Don't Hesitate to Hate
my day went nothing as planned. totally slept through the volunteer thing. my friend called and wanted to go to the mall with me so she could get an outfit. she was nervous about going to some party with this guy tonight. she was more looking for support for the night's events. she even said I'm more of a big sister than her big sister. after the mall we went back to her house, dyed some easter eggs with neighborhood kids, bummed around, and then i made up some excuse to go to the other mall to see if the journey's girl was working but nope she wasn't. it's so hit or miss with her and nine times out of ten i miss. went back to my friends house after unsuccessfully finding those cute little pillsbury cookies with the little easter bunny in the center that you slice and bake. bummed around their house some more, came home and then went out to eat with everyone after prom. apparently the music sucked because disney through in random disney theme songs. yea prom was at one of thier hotels and mickey and mini showed up. but yes the music was random and the general concensus was that last years prom was better which i didn't attend either. i showed up to eat in comfy pj's that i borrowed while at my friends so there was a huge contrast between all these prom kids and then myself the bum. but hey it just played with the whole I always sleep bit because that's all i do in school. i get more sleep in school than i do at home. rather pathetic. overall even though none of my plans worked out it was still a decent day.

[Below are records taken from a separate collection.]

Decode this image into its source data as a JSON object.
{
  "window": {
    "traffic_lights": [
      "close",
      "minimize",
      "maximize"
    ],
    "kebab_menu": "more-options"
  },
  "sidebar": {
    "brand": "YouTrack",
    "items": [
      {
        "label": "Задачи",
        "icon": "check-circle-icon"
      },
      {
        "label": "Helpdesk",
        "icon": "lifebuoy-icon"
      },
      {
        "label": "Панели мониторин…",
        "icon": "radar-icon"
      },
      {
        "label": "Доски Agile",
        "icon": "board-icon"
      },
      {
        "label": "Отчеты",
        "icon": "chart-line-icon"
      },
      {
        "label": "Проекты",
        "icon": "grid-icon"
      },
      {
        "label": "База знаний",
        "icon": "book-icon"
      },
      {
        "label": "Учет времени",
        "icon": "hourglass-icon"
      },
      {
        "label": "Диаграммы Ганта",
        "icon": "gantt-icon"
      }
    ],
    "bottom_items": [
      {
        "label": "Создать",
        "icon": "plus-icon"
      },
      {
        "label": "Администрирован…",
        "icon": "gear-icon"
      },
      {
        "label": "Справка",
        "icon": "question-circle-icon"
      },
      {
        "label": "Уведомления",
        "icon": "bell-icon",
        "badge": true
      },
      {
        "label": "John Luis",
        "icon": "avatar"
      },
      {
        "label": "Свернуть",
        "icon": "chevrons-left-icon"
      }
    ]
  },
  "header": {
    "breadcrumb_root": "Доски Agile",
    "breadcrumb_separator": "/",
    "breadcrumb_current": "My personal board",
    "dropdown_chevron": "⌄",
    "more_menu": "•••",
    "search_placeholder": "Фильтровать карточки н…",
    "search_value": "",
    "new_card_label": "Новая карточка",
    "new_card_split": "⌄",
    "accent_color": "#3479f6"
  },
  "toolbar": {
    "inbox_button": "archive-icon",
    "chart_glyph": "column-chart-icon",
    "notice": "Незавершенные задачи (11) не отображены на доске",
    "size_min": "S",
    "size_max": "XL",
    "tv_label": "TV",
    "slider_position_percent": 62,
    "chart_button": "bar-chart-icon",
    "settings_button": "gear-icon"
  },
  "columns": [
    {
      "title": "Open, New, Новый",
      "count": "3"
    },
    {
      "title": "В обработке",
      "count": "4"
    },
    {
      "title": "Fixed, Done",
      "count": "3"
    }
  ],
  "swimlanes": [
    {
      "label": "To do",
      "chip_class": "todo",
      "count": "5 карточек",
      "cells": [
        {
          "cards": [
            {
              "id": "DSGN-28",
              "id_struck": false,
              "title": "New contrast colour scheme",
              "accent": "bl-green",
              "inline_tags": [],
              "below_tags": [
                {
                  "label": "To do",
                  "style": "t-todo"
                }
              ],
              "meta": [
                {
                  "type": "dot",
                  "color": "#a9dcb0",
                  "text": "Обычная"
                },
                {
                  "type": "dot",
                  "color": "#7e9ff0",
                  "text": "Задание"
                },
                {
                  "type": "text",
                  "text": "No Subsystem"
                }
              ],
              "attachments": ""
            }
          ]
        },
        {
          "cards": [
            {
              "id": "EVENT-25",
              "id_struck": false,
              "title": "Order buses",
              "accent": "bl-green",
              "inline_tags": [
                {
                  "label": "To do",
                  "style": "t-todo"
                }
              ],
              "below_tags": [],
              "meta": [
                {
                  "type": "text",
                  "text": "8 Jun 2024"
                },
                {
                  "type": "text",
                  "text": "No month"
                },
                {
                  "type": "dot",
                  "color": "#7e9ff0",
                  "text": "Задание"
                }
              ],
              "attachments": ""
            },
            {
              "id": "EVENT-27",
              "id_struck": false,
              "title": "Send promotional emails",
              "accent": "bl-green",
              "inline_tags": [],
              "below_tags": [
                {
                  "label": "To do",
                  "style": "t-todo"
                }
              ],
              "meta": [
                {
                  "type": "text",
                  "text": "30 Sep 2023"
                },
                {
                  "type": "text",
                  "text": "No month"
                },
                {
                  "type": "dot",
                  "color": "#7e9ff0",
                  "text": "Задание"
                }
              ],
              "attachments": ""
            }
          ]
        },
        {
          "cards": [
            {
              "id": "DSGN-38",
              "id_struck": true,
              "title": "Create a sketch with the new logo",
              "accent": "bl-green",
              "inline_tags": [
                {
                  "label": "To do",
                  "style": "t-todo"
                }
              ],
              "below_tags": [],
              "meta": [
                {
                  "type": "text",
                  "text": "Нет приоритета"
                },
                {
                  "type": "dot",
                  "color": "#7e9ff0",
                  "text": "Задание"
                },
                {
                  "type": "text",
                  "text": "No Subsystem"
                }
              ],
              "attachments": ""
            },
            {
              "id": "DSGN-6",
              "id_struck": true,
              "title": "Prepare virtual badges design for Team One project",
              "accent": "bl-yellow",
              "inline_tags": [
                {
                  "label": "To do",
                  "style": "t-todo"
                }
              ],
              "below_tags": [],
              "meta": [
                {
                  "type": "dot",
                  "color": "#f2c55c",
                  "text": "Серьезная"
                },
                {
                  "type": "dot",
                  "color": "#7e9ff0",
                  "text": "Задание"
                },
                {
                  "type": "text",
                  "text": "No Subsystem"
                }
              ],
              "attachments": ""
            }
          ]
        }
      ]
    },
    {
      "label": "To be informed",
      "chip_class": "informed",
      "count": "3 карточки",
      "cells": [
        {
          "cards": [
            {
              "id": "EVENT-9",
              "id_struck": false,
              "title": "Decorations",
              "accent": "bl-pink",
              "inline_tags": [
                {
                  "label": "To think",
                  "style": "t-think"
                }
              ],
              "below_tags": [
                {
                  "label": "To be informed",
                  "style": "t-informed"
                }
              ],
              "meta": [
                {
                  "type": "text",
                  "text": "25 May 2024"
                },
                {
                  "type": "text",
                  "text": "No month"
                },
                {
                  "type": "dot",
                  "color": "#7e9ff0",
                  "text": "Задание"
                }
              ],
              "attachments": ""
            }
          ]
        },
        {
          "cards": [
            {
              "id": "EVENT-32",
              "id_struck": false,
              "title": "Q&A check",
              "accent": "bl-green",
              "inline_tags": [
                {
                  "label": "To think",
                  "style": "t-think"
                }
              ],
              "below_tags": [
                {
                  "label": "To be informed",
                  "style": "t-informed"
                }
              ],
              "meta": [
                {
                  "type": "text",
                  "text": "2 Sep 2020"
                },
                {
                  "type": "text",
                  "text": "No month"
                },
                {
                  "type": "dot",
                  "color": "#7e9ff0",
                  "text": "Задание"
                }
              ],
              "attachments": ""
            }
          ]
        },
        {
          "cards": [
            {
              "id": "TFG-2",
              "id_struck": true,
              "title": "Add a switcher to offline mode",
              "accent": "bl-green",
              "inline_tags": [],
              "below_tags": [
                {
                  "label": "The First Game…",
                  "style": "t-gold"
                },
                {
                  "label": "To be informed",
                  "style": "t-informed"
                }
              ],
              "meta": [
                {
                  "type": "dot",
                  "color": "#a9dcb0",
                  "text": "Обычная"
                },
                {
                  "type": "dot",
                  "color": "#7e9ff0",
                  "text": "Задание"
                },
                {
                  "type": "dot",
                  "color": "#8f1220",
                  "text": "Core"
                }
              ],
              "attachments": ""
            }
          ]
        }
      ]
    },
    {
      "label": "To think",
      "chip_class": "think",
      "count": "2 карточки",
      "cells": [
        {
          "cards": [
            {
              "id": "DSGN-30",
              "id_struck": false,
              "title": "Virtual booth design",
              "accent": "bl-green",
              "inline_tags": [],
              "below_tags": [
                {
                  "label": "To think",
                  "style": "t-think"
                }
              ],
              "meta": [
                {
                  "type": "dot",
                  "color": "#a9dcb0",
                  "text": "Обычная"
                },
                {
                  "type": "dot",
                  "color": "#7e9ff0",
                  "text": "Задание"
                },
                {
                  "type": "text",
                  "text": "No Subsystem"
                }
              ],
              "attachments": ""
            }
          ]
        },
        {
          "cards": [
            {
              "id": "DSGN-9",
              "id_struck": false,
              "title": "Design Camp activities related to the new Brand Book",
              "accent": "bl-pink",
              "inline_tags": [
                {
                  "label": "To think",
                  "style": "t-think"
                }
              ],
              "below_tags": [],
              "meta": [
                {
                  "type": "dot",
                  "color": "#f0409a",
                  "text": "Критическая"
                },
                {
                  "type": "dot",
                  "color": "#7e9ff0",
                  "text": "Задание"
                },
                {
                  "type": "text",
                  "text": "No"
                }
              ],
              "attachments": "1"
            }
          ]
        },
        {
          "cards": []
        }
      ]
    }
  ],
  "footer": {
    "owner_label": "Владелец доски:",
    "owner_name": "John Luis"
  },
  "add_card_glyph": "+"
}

now for my current issue at hand. i've decided i need some serious help. hell i even sat around in the self-helo section of the book store looking for a book for this. ok well i seriously am a pathological liar. not to friends or anyone like that but to my parents. i honestly can't remember a time when i didn't lie. My mom knows I lie and she said to me something about how i lie just to lie and it's true. most of the time i lie to avoid confrontation or getting in trouble, but sometimes it's really hard to keep them all straight. I mean i have webbed together some serious stories that have played out slowly over a few weeks time. it's ridiculous. even when i do try and tell the truth i can never fully say it. i always leave key details out. most of the times it's because i lack in the friends department so i have to go out alone like to movies, mall, universal etc. my mom doesn't exactly want me going out alone so I am constantly giving out names of random kids from school and using them as alabies. every sunday i tell my mom i am going to the library to study and in all honesty i haven't been to the library to study since december. i have some IB banquet tomorrow night and i told my mom i wasn't going so she wouldn't go and i could avoid and hour long car ride alone with her, but i actually am going to i have to make up something about where i am going to be that would fit with the time i will be out. i also have to find or buy an outfit before without her finding out. i know it's wrong to lie but i honestly can't avoid it. there is no way around lying because if i do tell the truth it's either going to get me in some type of trouble, prevent me from going out, or force me into somehow having to spend time alone with my mother and either listen to her complain about work, me not appreciating her, or how i "think" i am gay. so basically i am maybe sort of going to work on being more truthful... or maybe i just wanted to admit i have a problem. i feel bad about it but honestly at this point i don't care. in some sad pathetic way i almost want to admit that i like lying to her and not really having her know what's going on. it's my life and yep she doesn't need to know about what goes on. i am like the worst child ever... i'm so going to hell.
2 Comments:
fainty, i don't like being lied to so i don't do it as a general rule. that doesn't really prevent people from lying to me but i believe that karma does come back on oneself. if you don't have a conscience about lying (which usu. a pisces won't) then just try not to get caught.
Hey where's your audiopost? Hmmm?
what us pisces don't have a conscience about lying? i do... just not when i lie to my padres. i can't lie to friends, teachers or even strangers. that is highly frowned upon in my book but when it comes to my parents i just don't care. oh and today why i almost got caught but i told the truth so it all worked out... actually i did throw in a lie sort of but whatever. see i suck.
an audiopost... dude. my voice recorded sounds like sheet. plus i lack that comedic gene everyone else has. perhaps one day i'll make my debut but at the moment i remain a silent participant in our kelkian blog world.